23.11.04

The Phoenix

Other Articles on La Fenice:

La réouverture de La Fenice, la bien nommée (Arte TV, November 18)

Marie-Aude Roux, La Fenice refaite à neuf lance sa saison avec une "Traviata" façon années 1970 (Le Monde, November 17)

Alan Riding, Third time lucky? La Fenice reopens (International Herald Tribune, November 16, originally in the New York Times)

Manuel Brug, Violetta aus dem Kühlfach (Die Welt, November 15)

La Fenice de Venise renoue avec la Traviata (France 2, November 15)

Don Milne, A soap opera in itself - La Fenice back from the dead (The New Zealand Herald, November 10)
I've been meaning to write something about the grand reopening of the Gran Teatro La Fenice in Venice. (For some background on the arson that destroyed Venice's most famous opera theater and the struggle to rebuild it, see my post from December 19, Opening of La Fenice.) For the first opera of its new season, La Fenice chose a new production of Verdi's La Traviata, staged by Robert Carsen and conducted by Lorin Maazel (November 12 to 20). One of the performances was broadcast live on the absolutely wonderful European arts network, Arte, which I continue to urge my satellite provider to carry. You lucky Europeans! Here is what Nicolas Blanmont had to say about the choice of opera, in his article (L'opéra retrouve la Fenice, November 18) for La Libre Belgique:
On March 6, 1853, La Traviata was premiered at the Teatro La Fenice in Venice. Two years after the triumphal premiere of Rigoletto in the same theater, it was, according to Verdi himself, a fiasco. It was not until 1854, on another Venitian stage—the San Benedetto—and with a score slightly reworked by the composer, that the work knew the success that has not lessened since. A century and a half later, this is the famous Verdi work that La Fenice has chosen to reopen its doors to opera. After the fire of January 30, 1996, after the Italian-style judicial-real estate saga of the reconstruction, after the inauguration of December 2003 with a series of symphonic concerts—the stage machinery still had to be finished and acoustic tests were still being carried out—Verdi has come back in triumph in one of the most legendary halls of the operatic world. The house is sold out in spite of crushing prices (200 to 4,000 € [US$261.15 to $5,229.99] per ticket for the premiere, and from 50 to 1,200 € [US$65.29 to $1,566.90] for the other performances), as if La Fenice had intended with just one opera to finance a season that will become much more audacious afterward: Massenet's Le Roi de Lahore, Rossini's Maometto secondo, Mozart's La Finta semplice, Donizetti's Pia de'Tolomei, and Strauss's Daphne, with the only chestnut—sort of—being Parsifal. [NB: the first Venitian performance of Offenbach's Grande Duchesse de Gérolstein is also on the program—CTD]
Carsen has set the action in the 1970s, with Violetta as a drug-addicted luxury prostitute (the guests at the party of the first scene throw dollars at her), supposedly in reaction to Verdi's desire that the opera be shown in costumes contemporary with the viewers. Marie-Aude Roux, writing in Le Monde calls it a "No Future for Violetta the jet-set whore, who lives and dies in sequins and black lingerie, for a few fistfuls of dollars." While most of the reviews I have read find the production somewhat trite, for all of its shock value, the casting has received high praise.

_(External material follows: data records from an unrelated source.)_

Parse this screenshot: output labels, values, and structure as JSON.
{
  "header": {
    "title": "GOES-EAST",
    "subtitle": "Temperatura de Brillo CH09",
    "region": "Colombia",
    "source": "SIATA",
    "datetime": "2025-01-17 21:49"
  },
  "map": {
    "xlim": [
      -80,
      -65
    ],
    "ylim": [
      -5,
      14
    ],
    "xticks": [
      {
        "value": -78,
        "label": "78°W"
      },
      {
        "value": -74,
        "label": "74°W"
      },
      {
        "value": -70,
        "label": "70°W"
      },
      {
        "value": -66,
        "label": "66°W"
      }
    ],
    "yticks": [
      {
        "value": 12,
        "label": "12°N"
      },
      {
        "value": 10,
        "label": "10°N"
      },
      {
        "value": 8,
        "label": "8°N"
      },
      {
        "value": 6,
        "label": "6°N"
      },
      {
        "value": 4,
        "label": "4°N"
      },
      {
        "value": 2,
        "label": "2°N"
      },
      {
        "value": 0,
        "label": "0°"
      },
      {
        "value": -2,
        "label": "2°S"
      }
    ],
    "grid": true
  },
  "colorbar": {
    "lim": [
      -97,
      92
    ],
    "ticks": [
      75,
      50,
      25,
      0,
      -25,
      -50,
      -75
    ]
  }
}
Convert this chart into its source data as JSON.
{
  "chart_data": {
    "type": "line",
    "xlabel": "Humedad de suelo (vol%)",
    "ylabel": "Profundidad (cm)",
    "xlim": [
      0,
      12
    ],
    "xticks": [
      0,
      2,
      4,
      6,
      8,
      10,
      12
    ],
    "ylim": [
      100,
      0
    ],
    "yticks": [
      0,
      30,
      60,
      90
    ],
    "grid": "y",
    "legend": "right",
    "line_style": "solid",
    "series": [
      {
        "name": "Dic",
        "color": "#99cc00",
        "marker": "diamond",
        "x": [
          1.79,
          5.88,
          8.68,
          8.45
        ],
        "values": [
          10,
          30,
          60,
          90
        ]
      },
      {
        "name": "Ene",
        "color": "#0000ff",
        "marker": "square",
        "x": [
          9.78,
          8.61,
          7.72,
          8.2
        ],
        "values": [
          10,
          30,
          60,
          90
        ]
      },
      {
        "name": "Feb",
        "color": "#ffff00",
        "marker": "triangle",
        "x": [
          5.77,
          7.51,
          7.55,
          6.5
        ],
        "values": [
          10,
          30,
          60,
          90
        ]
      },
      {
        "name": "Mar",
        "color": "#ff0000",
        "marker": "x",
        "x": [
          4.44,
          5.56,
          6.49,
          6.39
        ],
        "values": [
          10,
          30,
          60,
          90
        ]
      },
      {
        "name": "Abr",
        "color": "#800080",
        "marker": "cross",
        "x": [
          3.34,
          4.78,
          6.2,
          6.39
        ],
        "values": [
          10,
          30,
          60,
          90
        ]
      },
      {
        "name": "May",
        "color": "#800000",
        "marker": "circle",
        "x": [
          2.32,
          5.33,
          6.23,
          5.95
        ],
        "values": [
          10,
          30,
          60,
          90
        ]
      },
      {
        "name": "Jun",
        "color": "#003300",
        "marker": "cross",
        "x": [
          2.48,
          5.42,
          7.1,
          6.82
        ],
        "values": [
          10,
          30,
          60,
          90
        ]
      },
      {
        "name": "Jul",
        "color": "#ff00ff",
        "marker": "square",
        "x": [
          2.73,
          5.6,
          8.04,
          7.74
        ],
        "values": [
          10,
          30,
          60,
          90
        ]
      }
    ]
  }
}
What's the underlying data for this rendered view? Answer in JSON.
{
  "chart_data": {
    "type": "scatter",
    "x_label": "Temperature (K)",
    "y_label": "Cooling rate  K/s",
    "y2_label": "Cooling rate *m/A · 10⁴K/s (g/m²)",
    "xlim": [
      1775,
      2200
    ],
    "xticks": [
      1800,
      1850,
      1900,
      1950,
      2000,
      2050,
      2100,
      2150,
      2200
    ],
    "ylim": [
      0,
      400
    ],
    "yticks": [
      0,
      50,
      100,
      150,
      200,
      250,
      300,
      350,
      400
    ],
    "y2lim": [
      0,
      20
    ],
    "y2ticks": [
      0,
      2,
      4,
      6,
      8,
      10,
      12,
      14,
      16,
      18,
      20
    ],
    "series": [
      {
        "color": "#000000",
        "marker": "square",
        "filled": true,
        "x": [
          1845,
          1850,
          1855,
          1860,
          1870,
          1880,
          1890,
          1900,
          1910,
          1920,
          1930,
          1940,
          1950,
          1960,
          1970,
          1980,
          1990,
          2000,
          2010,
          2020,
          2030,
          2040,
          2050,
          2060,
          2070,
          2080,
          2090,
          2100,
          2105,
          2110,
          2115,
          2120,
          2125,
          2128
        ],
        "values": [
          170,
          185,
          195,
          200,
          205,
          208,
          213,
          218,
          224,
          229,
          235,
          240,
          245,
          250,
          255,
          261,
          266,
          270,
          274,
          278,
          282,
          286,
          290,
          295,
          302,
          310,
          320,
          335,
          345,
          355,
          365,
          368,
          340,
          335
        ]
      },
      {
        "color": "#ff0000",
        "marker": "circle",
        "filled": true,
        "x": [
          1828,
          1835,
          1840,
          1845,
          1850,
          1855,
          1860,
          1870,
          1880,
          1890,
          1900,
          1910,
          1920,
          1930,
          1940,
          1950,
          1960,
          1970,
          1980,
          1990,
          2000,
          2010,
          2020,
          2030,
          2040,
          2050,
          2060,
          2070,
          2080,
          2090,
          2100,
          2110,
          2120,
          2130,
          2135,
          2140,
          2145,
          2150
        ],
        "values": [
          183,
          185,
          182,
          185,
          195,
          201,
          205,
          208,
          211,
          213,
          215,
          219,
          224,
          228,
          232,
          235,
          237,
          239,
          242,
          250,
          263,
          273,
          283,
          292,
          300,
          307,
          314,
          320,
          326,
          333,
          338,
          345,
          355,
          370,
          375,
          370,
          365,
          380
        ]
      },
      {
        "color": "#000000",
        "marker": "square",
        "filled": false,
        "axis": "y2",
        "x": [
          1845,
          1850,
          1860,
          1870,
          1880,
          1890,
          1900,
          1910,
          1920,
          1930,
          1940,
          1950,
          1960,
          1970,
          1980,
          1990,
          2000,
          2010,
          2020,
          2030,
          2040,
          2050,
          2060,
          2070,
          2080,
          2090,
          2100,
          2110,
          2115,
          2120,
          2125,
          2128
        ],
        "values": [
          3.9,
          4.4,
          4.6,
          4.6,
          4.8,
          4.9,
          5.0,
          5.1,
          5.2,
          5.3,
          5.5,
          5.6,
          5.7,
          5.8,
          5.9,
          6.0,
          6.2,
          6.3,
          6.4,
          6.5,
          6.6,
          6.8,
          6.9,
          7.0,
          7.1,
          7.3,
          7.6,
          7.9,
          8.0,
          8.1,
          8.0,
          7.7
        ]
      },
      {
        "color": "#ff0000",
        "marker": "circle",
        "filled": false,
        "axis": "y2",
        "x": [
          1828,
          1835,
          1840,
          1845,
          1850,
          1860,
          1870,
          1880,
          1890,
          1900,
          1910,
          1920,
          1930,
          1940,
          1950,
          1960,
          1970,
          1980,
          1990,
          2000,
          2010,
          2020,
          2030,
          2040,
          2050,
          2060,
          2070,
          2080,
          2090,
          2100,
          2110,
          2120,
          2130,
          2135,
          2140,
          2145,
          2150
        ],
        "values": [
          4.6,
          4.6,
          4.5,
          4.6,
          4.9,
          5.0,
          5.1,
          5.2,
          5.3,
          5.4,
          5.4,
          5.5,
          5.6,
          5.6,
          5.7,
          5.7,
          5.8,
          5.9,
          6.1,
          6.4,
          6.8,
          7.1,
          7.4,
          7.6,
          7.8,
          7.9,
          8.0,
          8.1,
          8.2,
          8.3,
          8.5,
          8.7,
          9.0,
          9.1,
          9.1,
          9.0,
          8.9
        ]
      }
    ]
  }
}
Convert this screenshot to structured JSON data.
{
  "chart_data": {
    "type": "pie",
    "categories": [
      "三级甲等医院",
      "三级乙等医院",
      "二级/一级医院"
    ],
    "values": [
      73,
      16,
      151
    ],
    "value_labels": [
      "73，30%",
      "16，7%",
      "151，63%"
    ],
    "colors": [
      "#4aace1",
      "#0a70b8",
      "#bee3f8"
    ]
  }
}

While I am happy to see La Fenice producing operas again, especially some of the less familiar fare set for the rest of the season, I regret that this most famous of opera theaters missed the chance to present a premiere of a new opera. In my class on Friday, on Opera in the 20th Century, I used this event as an example of how the attitudes of opera houses (audiences are probably also to blame) work against modern opera. I doubt that, for a similar reopening in Venice in the 18th or 19th century, a house would have chosen to produce a popular opera from 150 years ago rather than a new work. (Reprisals of favorite older operas were not uncommon in previous centuries, but usually only to take the place of failed new operas.) I appreciate the historical significance of La Traviata (an opera that I love, after all), especially in its original (albeit inferior) version, but I cannot help but feel that this decision is not only a cowardly bow to tradition but also symptomatic of the trends that have made opera retrogressive and perhaps doomed to obsolescence.